The Six Ws of Observability
At work, we were discussing observability as a topic at a backend meetup. In one of the talks, one lesson was that "events should contain rich context to reproduce". This got me thinking what could be considered sufficiently rich.
Tongue in cheek, I quickly modeled a (non-exhaustive) list after the Five Ws, a checklist from journalism that's used to ensure that a lede contains the gist of a story:
- Who initiates the event?
- Examples: User ID or other user-correlated surrogate key(s), traceparent (parent ID), authorization context
- What is the outcome of the event?
- Examples: HTTP status, return value (eg. body response), error(s), changes in state (if any)

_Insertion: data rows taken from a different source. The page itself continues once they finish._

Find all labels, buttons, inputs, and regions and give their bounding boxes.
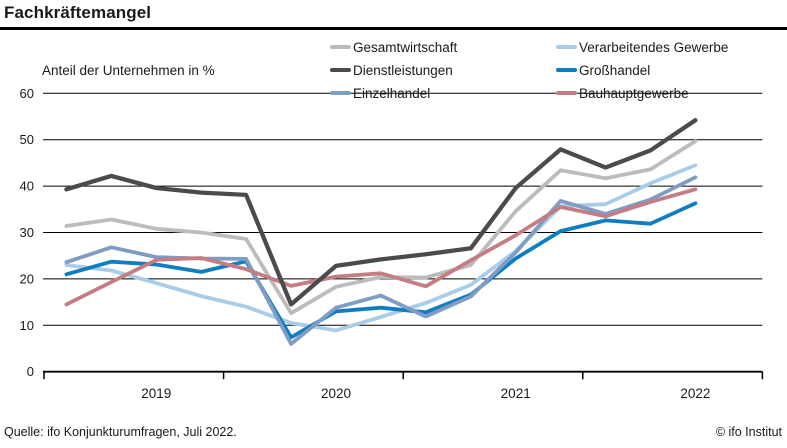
y-tick-label: 30 <box>20 225 34 240</box>
legend-item-dienstleistungen: Dienstleistungen <box>330 62 453 78</box>
y-tick-label: 40 <box>20 179 34 194</box>
series-line-gesamtwirtschaft <box>64 139 698 316</box>
series-line-dienstleistungen <box>64 118 698 307</box>
legend-swatch <box>556 68 577 72</box>
legend-item-verarbeitendes-gewerbe: Verarbeitendes Gewerbe <box>556 39 728 55</box>
legend-item-einzelhandel: Einzelhandel <box>330 85 430 101</box>
legend-swatch <box>330 68 351 72</box>
y-tick-label: 50 <box>20 132 34 147</box>
legend-label: Dienstleistungen <box>353 62 453 78</box>
legend-swatch <box>556 91 577 95</box>
title-rule <box>0 27 787 30</box>
y-tick-label: 60 <box>20 86 34 101</box>
x-tick-label: 2020 <box>321 386 351 401</box>
series-line-verarbeitendes-gewerbe <box>64 163 698 333</box>
legend-label: Gesamtwirtschaft <box>353 39 458 55</box>
x-tick-label: 2021 <box>501 386 531 401</box>
legend-swatch <box>330 91 351 95</box>
x-tick-label: 2019 <box>141 386 171 401</box>
legend-item-gesamtwirtschaft: Gesamtwirtschaft <box>330 39 457 55</box>
source-note: Quelle: ifo Konjunkturumfragen, Juli 202… <box>4 425 237 439</box>
page-title: Fachkräftemangel <box>4 3 152 22</box>
legend-item-bauhauptgewerbe: Bauhauptgewerbe <box>556 85 689 101</box>
series-line-bauhauptgewerbe <box>64 187 698 307</box>
legend-label: Verarbeitendes Gewerbe <box>579 39 729 55</box>
legend-item-gro-handel: Großhandel <box>556 62 650 78</box>
copyright-note: © ifo Institut <box>715 425 782 439</box>
y-tick-label: 20 <box>20 271 34 286</box>
y-tick-label: 10 <box>20 318 34 333</box>
legend-label: Bauhauptgewerbe <box>579 85 689 101</box>
series-line-gro-handel <box>64 201 698 340</box>
legend-label: Großhandel <box>579 62 651 78</box>
y-tick-label: 0 <box>27 364 34 379</box>
legend-swatch <box>556 45 577 49</box>
legend-label: Einzelhandel <box>353 85 431 101</box>
x-tick-label: 2022 <box>680 386 710 401</box>
legend-swatch <box>330 45 351 49</box>
chart-legend: Gesamtwirtschaft Verarbeitendes Gewerbe Di… <box>0 0 787 110</box>
chart-subtitle: Anteil der Unternehmen in % <box>42 63 215 78</box>
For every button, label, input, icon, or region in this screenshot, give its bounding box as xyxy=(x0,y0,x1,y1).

- When does an event occur?
- Examples: A timestamp (with date and used timezone), duration of the event
- Where does the event occur?
- Examples: Correlation IDs (ie. traceparent, X-Ray ID, custom IDs), thread and/or process ID, region/AZ name, service/node/pod/etc. name, source code location, IP address, geolocation
- Why does the event happen?
- Examples: An event ID (
my-user-service/create-new-user
) or a message ("Creating new user")
- Examples: An event ID (
- Which circumstances affect the event?
- Examples: Used inputs/variants (omitting input that does not meaningfully change the outcome), any stochastic inputs, feature flags (not) in use
- One should also include saturation signals here such as host metrics (eg. CPU, memory, IO saturation), GC statistics, DB metrics, platform (eg. AWS, GCP) service metrics, etc. However, this type of data can be harder to carry as part of an event.
I wonder if this type of a checklist could be used to provide sufficiently rich events?
P.S. Thanks to Antti Poutiainen, our resident SRE and DNS chaos artist at SOK, for some of the additions to this list.